Culture- ART FEATURE- Mind games: Gaskell's missing memories
The "unreliable narrator" is a device employed by filmmakers and writers involving a character who reveals key information about a past event— but from a skewed perspective that fails to disclose the whole truth (think The Usual Suspects or Memento). The trick is difficult to pull off, but it's when done effectively, it keeps the audience enthralled and off-balance as they try to figure out what really happened.
Celebrated photographer and video artist Anna Gaskell twists this device to expose memory as the ultimate unreliable narrator. Her photographic installation "1991" and video "Erasers"– on view at Second Street Gallery in the exhibition "Everything that Rises"– probe how memory betrays us as we try to grasp and make sense of life's most poignant moments.
In the main gallery, "1991" grew out of Gaskell's realization that she and her three brothers diverge in their recollections of the death of their father, whose body was found in a park across from the family's house 15 years ago. The 10 C-prints, ranging in size from 8" x 10" to 4' x 5' (after all, some memories are larger than others), hang in a spare, non-linear arrangement that compels viewers to fill in the gaps, adjusting and re-adjusting their interpretation of what Gaskell presents.
Parental mortality transforms us all into bewildered children, and Gaskell intentionally blurs the line between make-believe ("bang, bang, you're dead") and real-life trauma. The faces of her recurring characters remain hidden, sometimes falling outside the frame altogether. In one image, a little girl hangs from a tree with her head thrown back, but it's unclear whether her expression is joyous or anguished.
Gaskell pushes the viewer off kilter by playing with the boundaries of her images, often abruptly truncating action while glorifying seemingly extraneous details (e.g. the pinkness of a cherry tree). She also defies viewers' expectation of receiving the camera's factual point of view by reversing some photographs' orientation.

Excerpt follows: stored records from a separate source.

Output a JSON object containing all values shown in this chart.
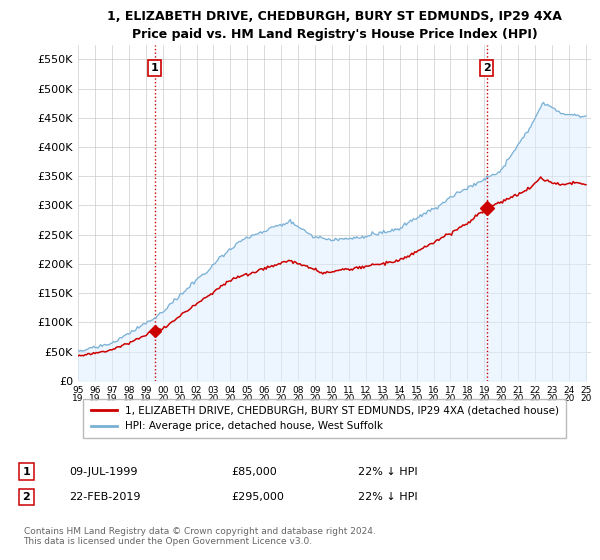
{
  "title": "1, ELIZABETH DRIVE, CHEDBURGH, BURY ST EDMUNDS, IP29 4XA",
  "subtitle": "Price paid vs. HM Land Registry's House Price Index (HPI)",
  "ylim": [
    0,
    575000
  ],
  "yticks": [
    0,
    50000,
    100000,
    150000,
    200000,
    250000,
    300000,
    350000,
    400000,
    450000,
    500000,
    550000
  ],
  "ytick_labels": [
    "£0",
    "£50K",
    "£100K",
    "£150K",
    "£200K",
    "£250K",
    "£300K",
    "£350K",
    "£400K",
    "£450K",
    "£500K",
    "£550K"
  ],
  "sale1_date_num": 1999.52,
  "sale1_price": 85000,
  "sale2_date_num": 2019.13,
  "sale2_price": 295000,
  "sale1_date_str": "09-JUL-1999",
  "sale1_price_str": "£85,000",
  "sale1_hpi_str": "22% ↓ HPI",
  "sale2_date_str": "22-FEB-2019",
  "sale2_price_str": "£295,000",
  "sale2_hpi_str": "22% ↓ HPI",
  "red_line_color": "#cc0000",
  "blue_line_color": "#7ab0d4",
  "blue_fill_color": "#ddeeff",
  "dashed_vline_color": "#cc0000",
  "background_color": "#ffffff",
  "grid_color": "#cccccc",
  "legend_label_red": "1, ELIZABETH DRIVE, CHEDBURGH, BURY ST EDMUNDS, IP29 4XA (detached house)",
  "legend_label_blue": "HPI: Average price, detached house, West Suffolk",
  "footer_text": "Contains HM Land Registry data © Crown copyright and database right 2024.\nThis data is licensed under the Open Government Licence v3.0.",
  "xstart": 1995.0,
  "xend": 2025.3
}
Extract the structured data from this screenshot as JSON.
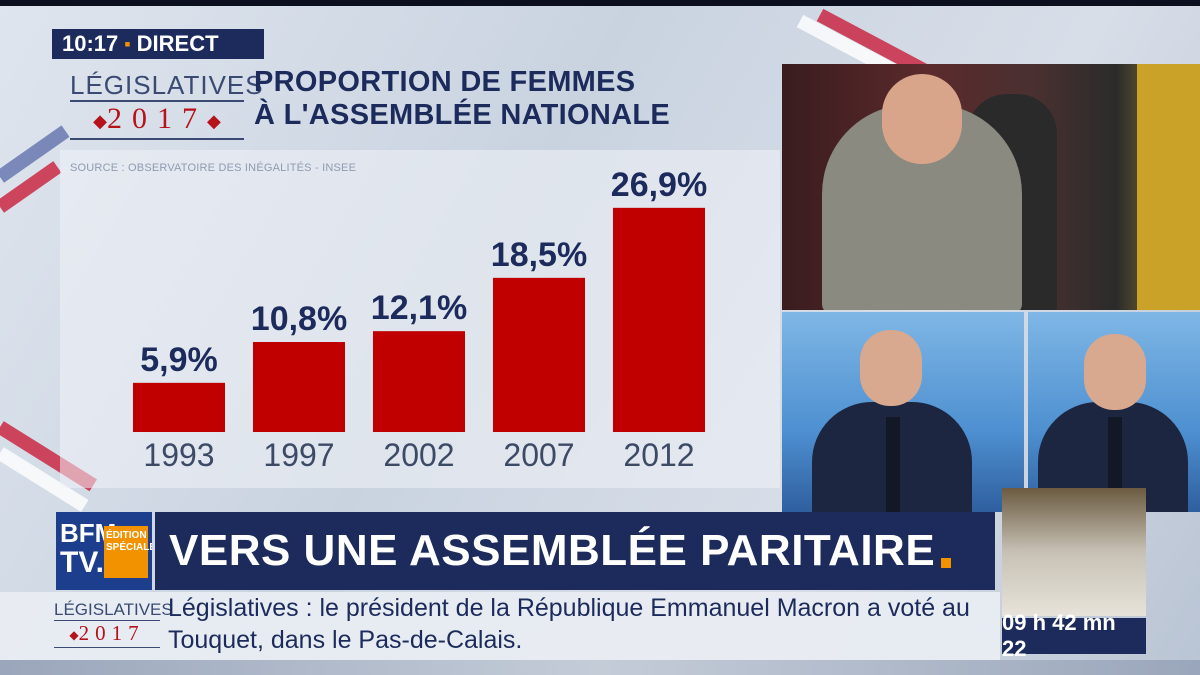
{
  "badge": {
    "time": "10:17",
    "separator": "▪",
    "live": "DIRECT"
  },
  "logo": {
    "top": "LÉGISLATIVES",
    "year": "2017",
    "dot": "◆"
  },
  "chart_data": {
    "type": "bar",
    "title_lines": [
      "PROPORTION DE FEMMES",
      "À L'ASSEMBLÉE NATIONALE"
    ],
    "source": "SOURCE : OBSERVATOIRE DES INÉGALITÉS - INSEE",
    "categories": [
      "1993",
      "1997",
      "2002",
      "2007",
      "2012"
    ],
    "values": [
      5.9,
      10.8,
      12.1,
      18.5,
      26.9
    ],
    "labels": [
      "5,9%",
      "10,8%",
      "12,1%",
      "18,5%",
      "26,9%"
    ],
    "bar_color": "#c00000",
    "label_color": "#1c2b5c",
    "ylim": [
      0,
      30
    ],
    "grid": false
  },
  "channel": {
    "line1": "BFM",
    "line2": "TV.",
    "edition": "ÉDITION SPÉCIALE"
  },
  "headline": "VERS UNE ASSEMBLÉE PARITAIRE",
  "ticker": {
    "logo_top": "LÉGISLATIVES",
    "logo_year": "2017",
    "text": "Législatives : le président de la République Emmanuel Macron a voté au Touquet, dans le Pas-de-Calais."
  },
  "clock": "09 h 42 mn 22",
  "colors": {
    "navy": "#1c2b5c",
    "accent": "#f39200",
    "red": "#b5121b"
  }
}
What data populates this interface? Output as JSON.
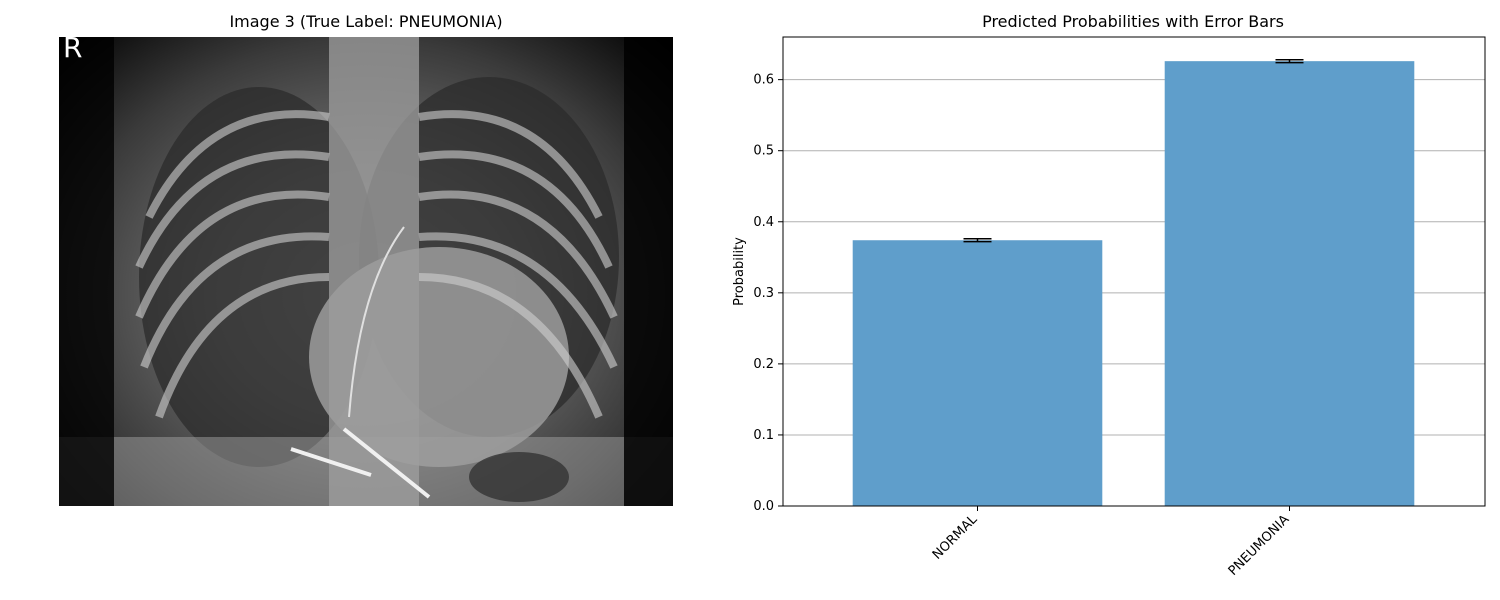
{
  "xray": {
    "title": "Image 3 (True Label: PNEUMONIA)",
    "orientation_marker": "R",
    "depicts": "chest X-ray radiograph"
  },
  "chart_data": {
    "type": "bar",
    "title": "Predicted Probabilities with Error Bars",
    "xlabel": "",
    "ylabel": "Probability",
    "categories": [
      "NORMAL",
      "PNEUMONIA"
    ],
    "values": [
      0.374,
      0.626
    ],
    "errors": [
      0.002,
      0.002
    ],
    "ylim": [
      0,
      0.66
    ],
    "yticks": [
      0.0,
      0.1,
      0.2,
      0.3,
      0.4,
      0.5,
      0.6
    ],
    "ytick_labels": [
      "0.0",
      "0.1",
      "0.2",
      "0.3",
      "0.4",
      "0.5",
      "0.6"
    ],
    "grid": "horizontal",
    "bar_color": "#5f9ecb",
    "x_tick_rotation_deg": 45
  }
}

The 10-minute black-and-white video "Erasers" is more straightforward. In a variation on the game of "gossip," a series of 12-year-old girls face the camera to recount the accident that killed Gaskell's mother when Gaskell herself was 12. Some narrate the event as if it happened to them, while others remain detached, speaking in the second- or third-person. Several are exquisitely explicit– for example, recalling ashes in a carpet– while others' fudge and fabricate details.
Gaskell's work, at once tender and violent, playful and somber, crisp and hazy, uncovers the way we each lovingly lie to ourselves in order to live with the past.